Anti-Life Ethics in Iraq

DIGG THIS

As the debacle of the U.S. invasion and occupation of Iraq continues to spiral downward, sucking countless more people into its death throes, some of those whose philosophy contributed to the fiasco remain steadfastly unrepentant for the death and destruction they have wrought.

Among the unrepentant is George Weigel, senior fellow at the Ethics and Public Policy Center, which describes itself as “Washington, D.C.’s premier institute dedicated to applying the Judeo-Christian moral tradition to critical issues of public policy.” The center’s website describes Weigel as “a Roman Catholic theologian and one of America’s leading commentators on issues of religion and public life.”

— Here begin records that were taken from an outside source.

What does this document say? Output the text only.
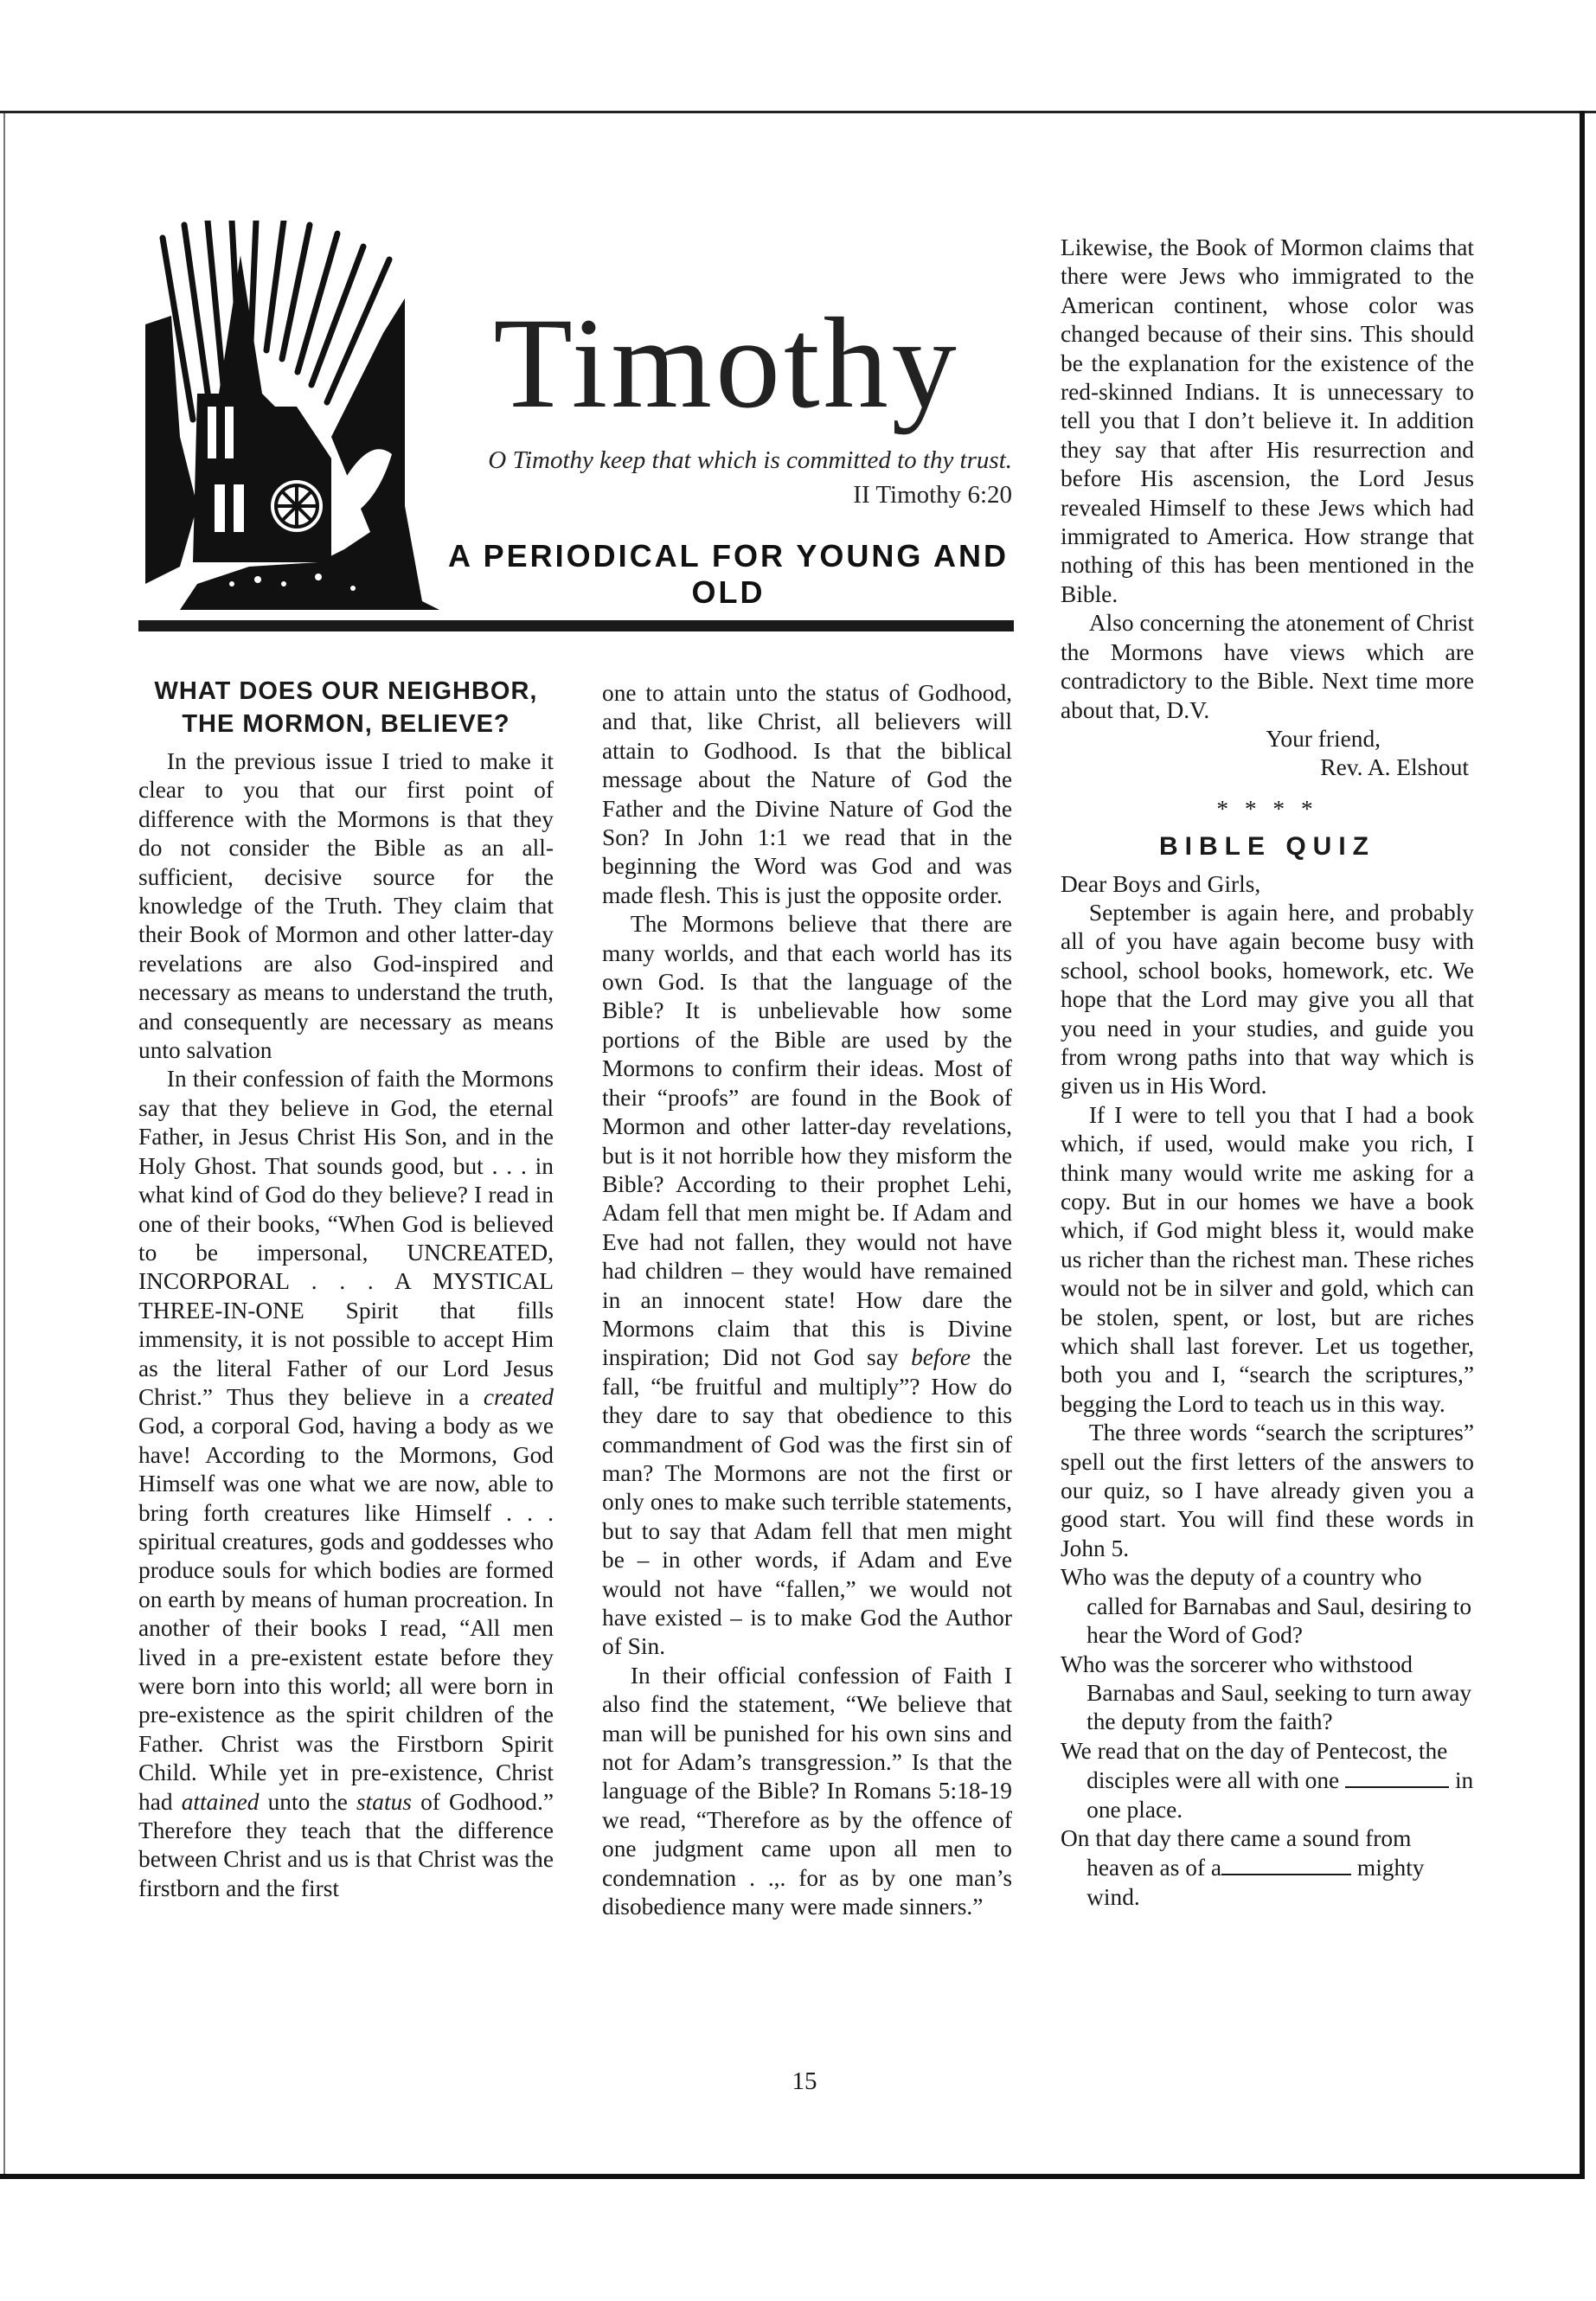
Timothy
O Timothy keep that which is committed to thy trust.
II Timothy 6:20
A PERIODICAL FOR YOUNG AND OLD
WHAT DOES OUR NEIGHBOR, THE MORMON, BELIEVE?

In the previous issue I tried to make it clear to you that our first point of difference with the Mormons is that they do not consider the Bible as an all-sufficient, decisive source for the knowledge of the Truth. They claim that their Book of Mormon and other latter-day revelations are also God-inspired and necessary as means to understand the truth, and consequently are necessary as means unto salvation

In their confession of faith the Mormons say that they believe in God, the eternal Father, in Jesus Christ His Son, and in the Holy Ghost. That sounds good, but . . . in what kind of God do they believe? I read in one of their books, “When God is believed to be impersonal, UNCREATED, INCORPORAL . . . A MYSTICAL THREE-IN-ONE Spirit that fills immensity, it is not possible to accept Him as the literal Father of our Lord Jesus Christ.” Thus they believe in a created God, a corporal God, having a body as we have! According to the Mormons, God Himself was one what we are now, able to bring forth creatures like Himself . . . spiritual creatures, gods and goddesses who produce souls for which bodies are formed on earth by means of human procreation. In another of their books I read, “All men lived in a pre-existent estate before they were born into this world; all were born in pre-existence as the spirit children of the Father. Christ was the Firstborn Spirit Child. While yet in pre-existence, Christ had attained unto the status of Godhood.” Therefore they teach that the difference between Christ and us is that Christ was the firstborn and the first

one to attain unto the status of Godhood, and that, like Christ, all believers will attain to Godhood. Is that the biblical message about the Nature of God the Father and the Divine Nature of God the Son? In John 1:1 we read that in the beginning the Word was God and was made flesh. This is just the opposite order.

The Mormons believe that there are many worlds, and that each world has its own God. Is that the language of the Bible? It is unbelievable how some portions of the Bible are used by the Mormons to confirm their ideas. Most of their “proofs” are found in the Book of Mormon and other latter-day revelations, but is it not horrible how they misform the Bible? According to their prophet Lehi, Adam fell that men might be. If Adam and Eve had not fallen, they would not have had children – they would have remained in an innocent state! How dare the Mormons claim that this is Divine inspiration; Did not God say before the fall, “be fruitful and multiply”? How do they dare to say that obedience to this commandment of God was the first sin of man? The Mormons are not the first or only ones to make such terrible statements, but to say that Adam fell that men might be – in other words, if Adam and Eve would not have “fallen,” we would not have existed – is to make God the Author of Sin.

In their official confession of Faith I also find the statement, “We believe that man will be punished for his own sins and not for Adam’s transgression.” Is that the language of the Bible? In Romans 5:18-19 we read, “Therefore as by the offence of one judgment came upon all men to condemnation . .,. for as by one man’s disobedience many were made sinners.”

Likewise, the Book of Mormon claims that there were Jews who immigrated to the American continent, whose color was changed because of their sins. This should be the explanation for the existence of the red-skinned Indians. It is unnecessary to tell you that I don’t believe it. In addition they say that after His resurrection and before His ascension, the Lord Jesus revealed Himself to these Jews which had immigrated to America. How strange that nothing of this has been mentioned in the Bible.

Also concerning the atonement of Christ the Mormons have views which are contradictory to the Bible. Next time more about that, D.V.

Your friend,

Rev. A. Elshout

* * * *
BIBLE QUIZ

Dear Boys and Girls,

September is again here, and probably all of you have again become busy with school, school books, homework, etc. We hope that the Lord may give you all that you need in your studies, and guide you from wrong paths into that way which is given us in His Word.

If I were to tell you that I had a book which, if used, would make you rich, I think many would write me asking for a copy. But in our homes we have a book which, if God might bless it, would make us richer than the richest man. These riches would not be in silver and gold, which can be stolen, spent, or lost, but are riches which shall last forever. Let us together, both you and I, “search the scriptures,” begging the Lord to teach us in this way.

The three words “search the scriptures” spell out the first letters of the answers to our quiz, so I have already given you a good start. You will find these words in John 5.

Who was the deputy of a country who called for Barnabas and Saul, desiring to hear the Word of God?

Who was the sorcerer who withstood Barnabas and Saul, seeking to turn away the deputy from the faith?

We read that on the day of Pentecost, the disciples were all with one	in one place.

On that day there came a sound from heaven as of a	mighty wind.

15
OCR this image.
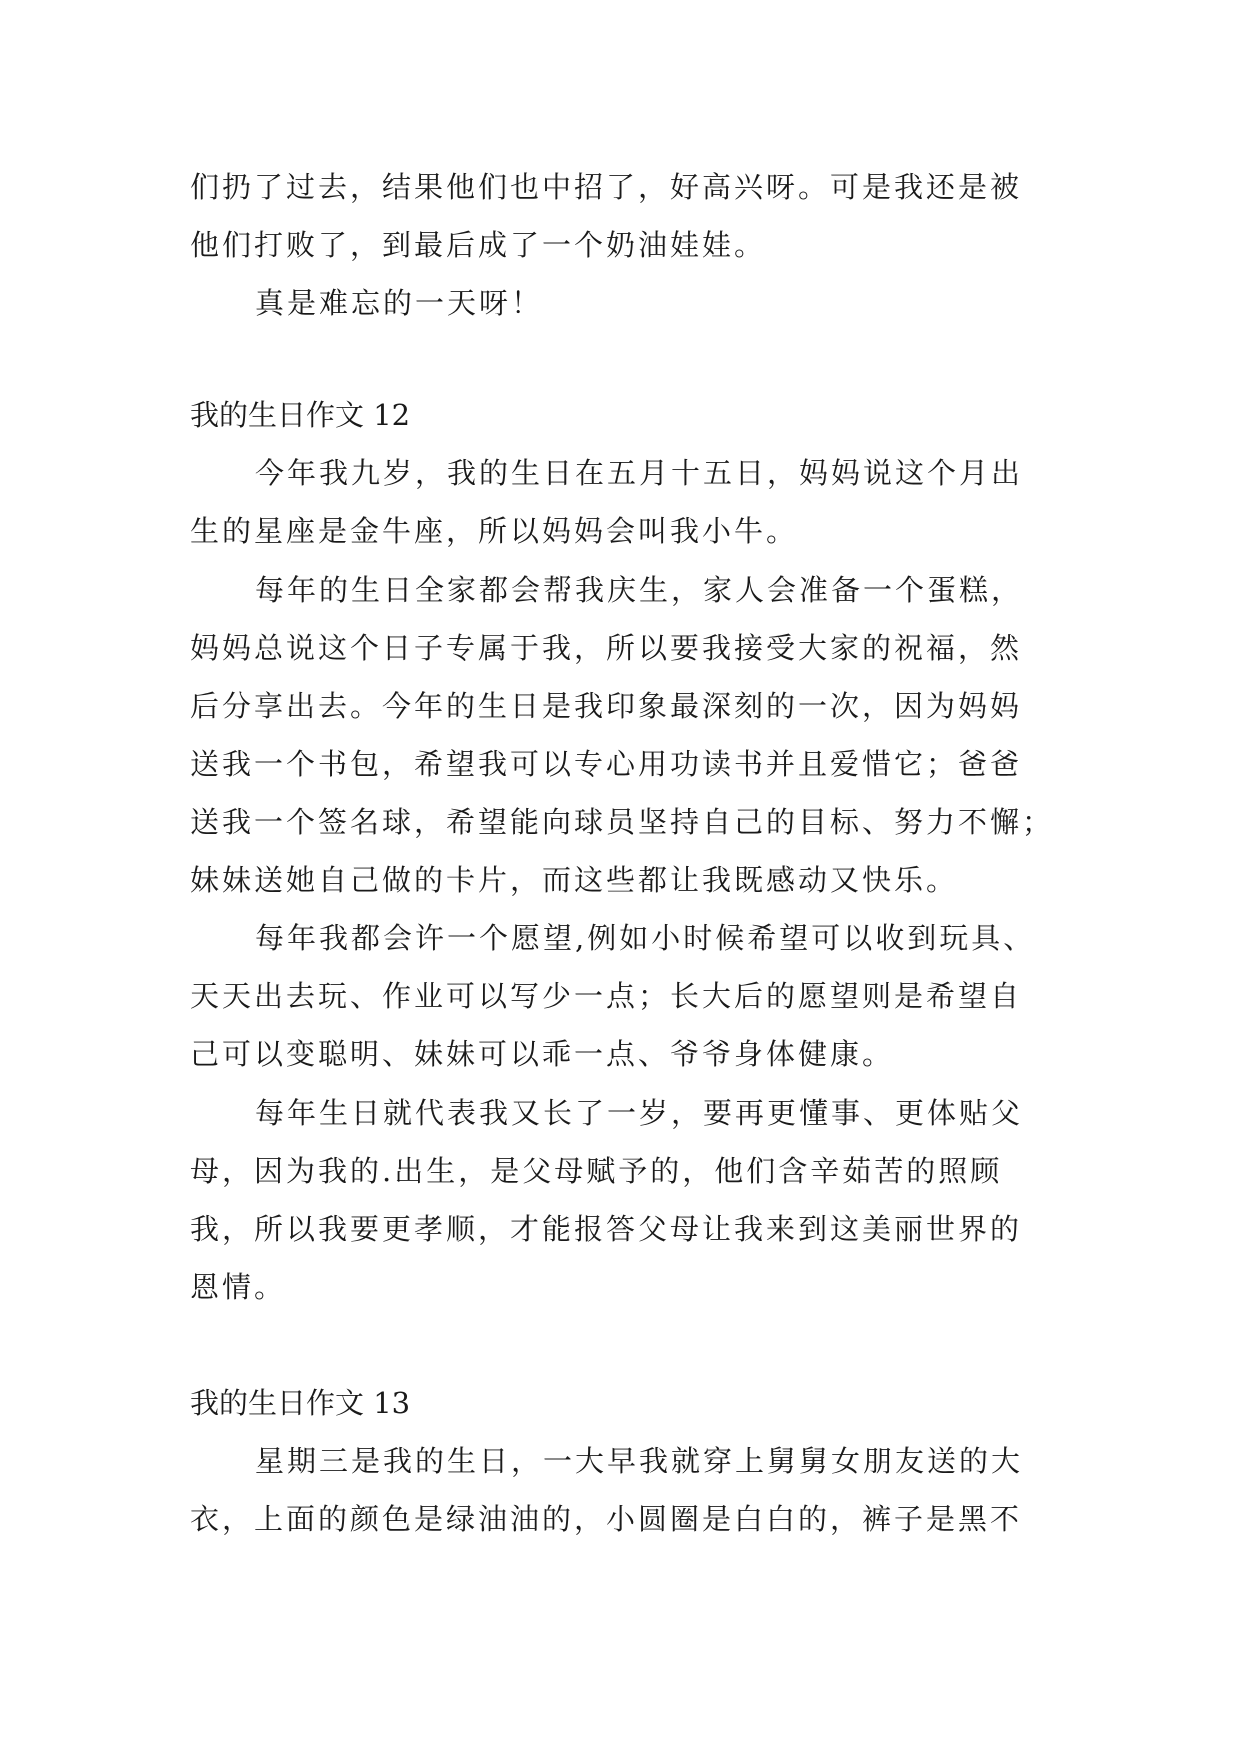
们扔了过去，结果他们也中招了，好高兴呀。可是我还是被
他们打败了，到最后成了一个奶油娃娃。
真是难忘的一天呀！
我的生日作文 12
今年我九岁，我的生日在五月十五日，妈妈说这个月出
生的星座是金牛座，所以妈妈会叫我小牛。
每年的生日全家都会帮我庆生，家人会准备一个蛋糕，
妈妈总说这个日子专属于我，所以要我接受大家的祝福，然
后分享出去。今年的生日是我印象最深刻的一次，因为妈妈
送我一个书包，希望我可以专心用功读书并且爱惜它；爸爸
送我一个签名球，希望能向球员坚持自己的目标、努力不懈；
妹妹送她自己做的卡片，而这些都让我既感动又快乐。
每年我都会许一个愿望,例如小时候希望可以收到玩具、
天天出去玩、作业可以写少一点；长大后的愿望则是希望自
己可以变聪明、妹妹可以乖一点、爷爷身体健康。
每年生日就代表我又长了一岁，要再更懂事、更体贴父
母，因为我的.出生，是父母赋予的，他们含辛茹苦的照顾
我，所以我要更孝顺，才能报答父母让我来到这美丽世界的
恩情。
我的生日作文 13
星期三是我的生日，一大早我就穿上舅舅女朋友送的大
衣，上面的颜色是绿油油的，小圆圈是白白的，裤子是黑不
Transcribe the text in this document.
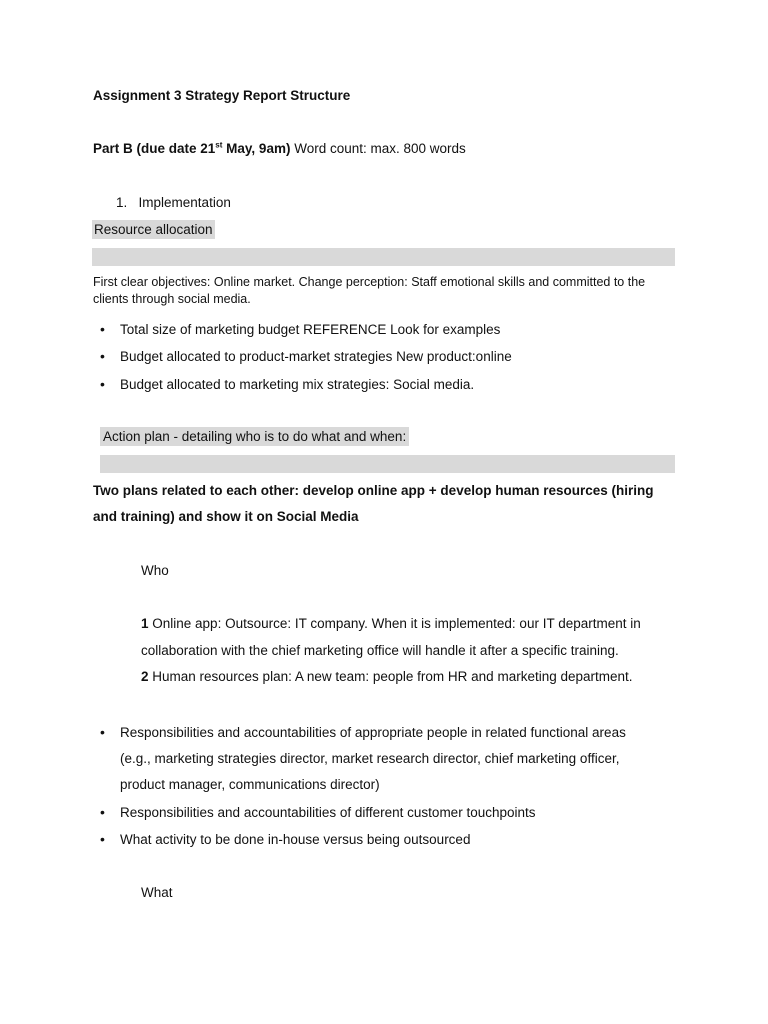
Assignment 3 Strategy Report Structure
Part B (due date 21st May, 9am) Word count: max. 800 words
1. Implementation
Resource allocation
First clear objectives: Online market. Change perception: Staff emotional skills and committed to the
clients through social media.
•Total size of marketing budget REFERENCE Look for examples
•Budget allocated to product-market strategies New product:online
•Budget allocated to marketing mix strategies: Social media.
Action plan - detailing who is to do what and when:
Two plans related to each other: develop online app + develop human resources (hiring
and training) and show it on Social Media
Who
1 Online app: Outsource: IT company. When it is implemented: our IT department in
collaboration with the chief marketing office will handle it after a specific training.
2 Human resources plan: A new team: people from HR and marketing department.
•Responsibilities and accountabilities of appropriate people in related functional areas
(e.g., marketing strategies director, market research director, chief marketing officer,
product manager, communications director)
•Responsibilities and accountabilities of different customer touchpoints
•What activity to be done in-house versus being outsourced
What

Weigel recently wrote an article entitled “Baghdad 2006=Tet 1968?” which was published in the December 7, 2006, issue of the Arlington Catholic Herald, the official newspaper for the Catholic Diocese of Arlington.

In his article, Weigel writes, “Reasonable people could, and did, differ about the prudence of the March 2003 invasion. My considered judgment remains that the allied action satisfied the conditions of a just war.” In support of his conclusion, Weigel points out that “the allied coalition that invaded Iraq had multiple goals: to depose a murderous regime, thereby ridding the world of a serious threat to international security; to empower the people of Iraq through a democratic process; and to create a new political model for the Arab-Islamic world.”

Unfortunately, in his article Weigel failed to note an important point: to achieve those political goals, U.S. military forces had to kill Iraqi people — in fact, large numbers of Iraqi people — people whose government never attacked the United States. The estimates of the number of Iraqi dead range from a “low” of 30,000, provided by President Bush, to a high of 650,000, provided by researchers at Johns Hopkins University.

In arriving at his conclusion that the war on Iraq was warranted, Weigel is implicitly claiming that it is morally justifiable for U.S. soldiers, including Catholics, to kill Iraqi people (none of whom had anything to do with the 9/11 attacks) in order to achieve regime change in Iraq.

It would be difficult to find a more morally and ethically abominable and perverted view of human life than that. What Weigel is saying is that when measured against regime change in Iraq, the life of an Iraqi citizen — or the lives of thousands of Iraqis — is of only secondary importance.

One wonders whether there is even an upper limit to the number of Iraqi deaths that would cause Weigel to conclude that the Iraq War wasn’t warranted after all — or whether his opinion on the war would be different if the number of American deaths matched the number of Iraqi deaths.

Weigel’s position brings to mind the infamous response by former U.S. Ambassador to the UN Madeleine Albright, who was asked by 60 Minutes whether the deaths of hundreds of thousands of Iraqi children from the economic sanctions imposed on Iraq had been worth it. She responded, “I think this is a very hard choice, but the price — we think the price is worth it.”

Why shouldn’t the issue of regime change have been left to the Iraqis, just as it was left to Eastern Europeans after U.S. officials delivered them into the clutches of the Soviet communists at the end of World War II? Under what moral or ethical authority does one nation impose involuntary regime change on another nation, especially when it will entail innocent people’s deaths in the process?